Schrödinger Inc, Quatro House, Frimley Road, Camberley, Surrey GU16 7ER, UK.
ChemMedChem. 2010 Apr 6;5(4):618-27. doi: 10.1002/cmdc.200900501.
Kinases remain an important drug target class within the pharmaceutical industry; however, the rational design of kinase inhibitors is plagued by the complexity of gaining selectivity for a small number of proteins within a family of more than 500 related enzymes. Herein we show how a computational method for identifying the location and thermodynamic properties of water molecules within a protein binding site can yield insight into previously inexplicable selectivity and structure-activity relationships.
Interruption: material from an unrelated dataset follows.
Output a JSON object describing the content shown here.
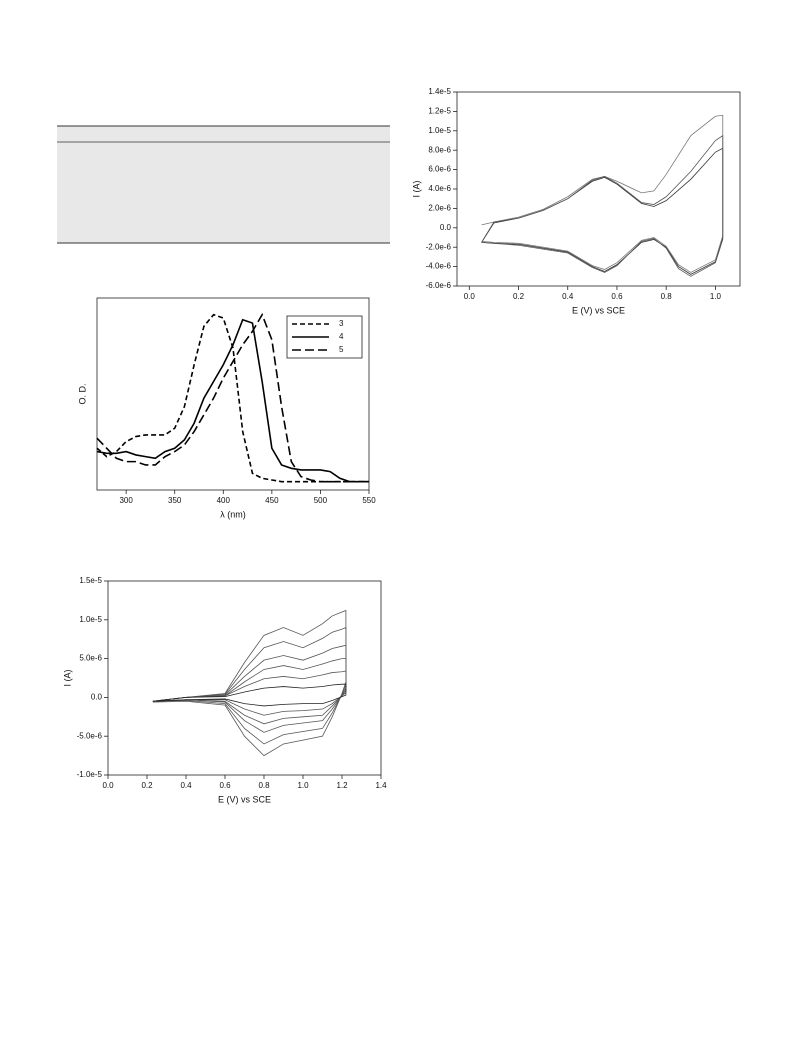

Four kinase systems (Src family, Abl/c-Kit, Syk/ZAP-70, and CDK2/4) were investigated, and differences in predicted water molecule locations and energetics were able to explain the experimentally observed binding selectivity profiles. The successful predictions across the range of kinases studied here suggest that this methodology could be generally applicable for predicting selectivity profiles in related targets.
激酶仍然是制药行业中一个重要的药物靶点类别;然而,激酶抑制剂的合理设计受到了获得家族中少数几种蛋白质选择性的复杂性的困扰,该家族有超过 500 种相关酶。本文展示了一种识别蛋白质结合位点内水分子位置和热力学性质的计算方法如何能够深入了解以前无法解释的选择性和结构-活性关系。研究了四个激酶系统(Src 家族、Abl/c-Kit、Syk/ZAP-70 和 CDK2/4),预测水分子位置和能量的差异能够解释实验观察到的结合选择性谱。在此研究范围内对激酶的成功预测表明,该方法可能普遍适用于预测相关靶标中的选择性谱。